Die Regale in den Supermärkten von Lwiw werden immer leerer. Foto: Red/Feyder

Noch vor wenigen Tagen, als unser Autor Franz Feyder im ukrainischen Lwiw ankam, waren Geschäfte und Lokale noch geöffnet. Nun ist er aus Kiew dorthin zurückgekehrt – in eine erstarrte Stadt, die ihrer Zukunft harrt.

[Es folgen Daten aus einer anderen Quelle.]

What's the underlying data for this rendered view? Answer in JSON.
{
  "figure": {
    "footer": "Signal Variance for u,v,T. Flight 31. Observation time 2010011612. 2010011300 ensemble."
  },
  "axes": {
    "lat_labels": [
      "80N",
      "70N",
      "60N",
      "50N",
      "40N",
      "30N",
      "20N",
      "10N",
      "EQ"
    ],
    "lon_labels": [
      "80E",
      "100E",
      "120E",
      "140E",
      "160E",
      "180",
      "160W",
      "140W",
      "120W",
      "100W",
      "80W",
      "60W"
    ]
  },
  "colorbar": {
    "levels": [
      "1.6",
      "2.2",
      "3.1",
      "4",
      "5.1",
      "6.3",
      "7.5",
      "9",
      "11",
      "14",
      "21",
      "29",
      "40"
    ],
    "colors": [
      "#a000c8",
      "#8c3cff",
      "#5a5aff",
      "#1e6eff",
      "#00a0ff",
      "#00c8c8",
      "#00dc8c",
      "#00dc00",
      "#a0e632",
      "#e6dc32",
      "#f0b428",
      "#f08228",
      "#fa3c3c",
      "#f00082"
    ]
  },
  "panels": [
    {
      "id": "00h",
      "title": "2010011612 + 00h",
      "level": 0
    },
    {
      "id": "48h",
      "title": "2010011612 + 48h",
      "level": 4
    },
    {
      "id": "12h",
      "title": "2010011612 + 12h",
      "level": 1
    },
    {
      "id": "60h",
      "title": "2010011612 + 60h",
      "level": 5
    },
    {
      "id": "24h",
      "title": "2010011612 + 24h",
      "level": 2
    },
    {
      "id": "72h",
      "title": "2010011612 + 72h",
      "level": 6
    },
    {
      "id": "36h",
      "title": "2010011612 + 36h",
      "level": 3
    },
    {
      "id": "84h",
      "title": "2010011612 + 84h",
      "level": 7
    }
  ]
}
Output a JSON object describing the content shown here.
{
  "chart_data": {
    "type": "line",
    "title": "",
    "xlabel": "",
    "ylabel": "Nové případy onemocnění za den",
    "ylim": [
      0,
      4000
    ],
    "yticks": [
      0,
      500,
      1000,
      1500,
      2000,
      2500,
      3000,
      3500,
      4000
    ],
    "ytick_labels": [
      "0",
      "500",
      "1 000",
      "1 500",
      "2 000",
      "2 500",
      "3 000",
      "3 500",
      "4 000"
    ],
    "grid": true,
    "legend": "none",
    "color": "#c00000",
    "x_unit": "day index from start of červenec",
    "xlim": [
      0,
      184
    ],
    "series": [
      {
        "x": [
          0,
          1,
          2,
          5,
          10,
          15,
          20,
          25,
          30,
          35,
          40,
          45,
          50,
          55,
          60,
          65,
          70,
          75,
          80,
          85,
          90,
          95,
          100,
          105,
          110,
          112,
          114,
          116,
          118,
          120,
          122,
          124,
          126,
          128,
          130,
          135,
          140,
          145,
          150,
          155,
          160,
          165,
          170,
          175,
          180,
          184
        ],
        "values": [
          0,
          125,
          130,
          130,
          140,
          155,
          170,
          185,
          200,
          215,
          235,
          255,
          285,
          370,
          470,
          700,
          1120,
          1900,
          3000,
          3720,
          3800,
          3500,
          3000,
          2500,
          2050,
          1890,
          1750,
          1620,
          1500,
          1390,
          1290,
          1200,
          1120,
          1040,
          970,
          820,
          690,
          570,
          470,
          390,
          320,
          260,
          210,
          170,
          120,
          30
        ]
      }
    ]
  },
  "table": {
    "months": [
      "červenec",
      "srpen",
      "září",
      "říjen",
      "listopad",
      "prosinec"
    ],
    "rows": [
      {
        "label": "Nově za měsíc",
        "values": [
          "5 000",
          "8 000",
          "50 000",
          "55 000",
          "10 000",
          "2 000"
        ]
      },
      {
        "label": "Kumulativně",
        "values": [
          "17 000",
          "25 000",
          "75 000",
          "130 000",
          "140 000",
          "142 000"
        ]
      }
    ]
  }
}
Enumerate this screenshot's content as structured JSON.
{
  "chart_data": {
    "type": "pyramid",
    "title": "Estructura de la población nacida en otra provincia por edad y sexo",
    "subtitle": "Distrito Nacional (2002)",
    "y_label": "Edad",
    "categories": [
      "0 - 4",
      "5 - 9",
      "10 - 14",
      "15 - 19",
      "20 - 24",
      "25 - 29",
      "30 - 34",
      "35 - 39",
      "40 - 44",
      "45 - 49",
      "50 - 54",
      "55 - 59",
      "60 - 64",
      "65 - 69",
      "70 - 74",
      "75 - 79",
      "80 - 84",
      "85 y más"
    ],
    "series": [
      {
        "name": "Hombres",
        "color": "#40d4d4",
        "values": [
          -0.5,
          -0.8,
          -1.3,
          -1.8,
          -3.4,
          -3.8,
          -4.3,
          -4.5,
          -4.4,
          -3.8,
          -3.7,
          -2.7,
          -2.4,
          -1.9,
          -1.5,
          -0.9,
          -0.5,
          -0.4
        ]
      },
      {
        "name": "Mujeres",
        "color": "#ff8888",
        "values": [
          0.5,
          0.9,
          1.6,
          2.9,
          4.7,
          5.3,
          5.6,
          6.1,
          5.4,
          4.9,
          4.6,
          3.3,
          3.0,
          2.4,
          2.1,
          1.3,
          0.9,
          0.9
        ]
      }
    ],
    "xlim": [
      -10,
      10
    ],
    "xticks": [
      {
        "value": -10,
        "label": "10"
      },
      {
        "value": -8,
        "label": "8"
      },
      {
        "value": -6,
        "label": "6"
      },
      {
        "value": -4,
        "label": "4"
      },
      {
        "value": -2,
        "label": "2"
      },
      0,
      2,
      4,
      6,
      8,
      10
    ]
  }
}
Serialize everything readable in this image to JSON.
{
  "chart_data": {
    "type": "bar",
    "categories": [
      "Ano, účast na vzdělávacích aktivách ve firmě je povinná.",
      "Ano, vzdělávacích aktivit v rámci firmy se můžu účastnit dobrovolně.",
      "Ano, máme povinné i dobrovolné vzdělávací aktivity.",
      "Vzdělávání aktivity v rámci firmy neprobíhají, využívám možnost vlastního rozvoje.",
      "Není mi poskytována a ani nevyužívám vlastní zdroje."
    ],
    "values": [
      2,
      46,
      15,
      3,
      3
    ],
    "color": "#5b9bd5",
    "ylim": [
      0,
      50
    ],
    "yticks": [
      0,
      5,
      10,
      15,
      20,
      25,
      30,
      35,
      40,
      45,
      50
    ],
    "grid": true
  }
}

Lwiw - Nackt sind die Schaufensterpuppen im Jeansladen unweit der Sobor-Kathedrale im Stadtzentrum von Lwiw (deutsch: Lemberg). Die Regale sind leer. Nebenan im „Lunchwell“ wird nicht mehr gekocht, und auch im „Amadeus“ gegenüber werden keine Gäste mehr bedient. Die Lackklamotten und Peitschen im Sexshop „Toppers“ kauft niemand mehr. Die Menschen in Lwiw haben anderes zu tun: Frauen und Männer verdrahten Bleche vor den Schaufenstern, heben Schützengräben aus, bauen Straßensperren und stapeln Wälle aus Sandsäcken. „Wir bereiten uns auf die Russen vor“, sagt Wadym – und hastet weiter. Kleine Zettel klemmt er unter die Scheibenwischer parkender Autos auf der Straße, die zum Polizeipräsidium führt: Bis 15 Uhr muss die frei für Militärfahrzeuge sein. Wer dann noch hier parkt, wird abgeschleppt.

 

Lwiw hat in wenigen Tagen seinen Charakter verändert

Neun Tage nach Beginn der aktuellen russischen Angriffe auf die Ukraine hat das frühere Lemberg seinen Charakter verändert. Polizisten, Soldaten und Milizionäre durchstreifen die Stadt mit schussbereiten Sturmgewehren. Die meisten haben ihre Gesichter vermummt, was sich mit Temperaturen um den Gefrierpunkt nur schwer erklären lässt: Jeder, der ein gelbes Klebeband um seinen rechten Oberarm gewickelt hat, scheint jede Frau, jeden Mann auf der Straße anhalten und kontrollieren zu können.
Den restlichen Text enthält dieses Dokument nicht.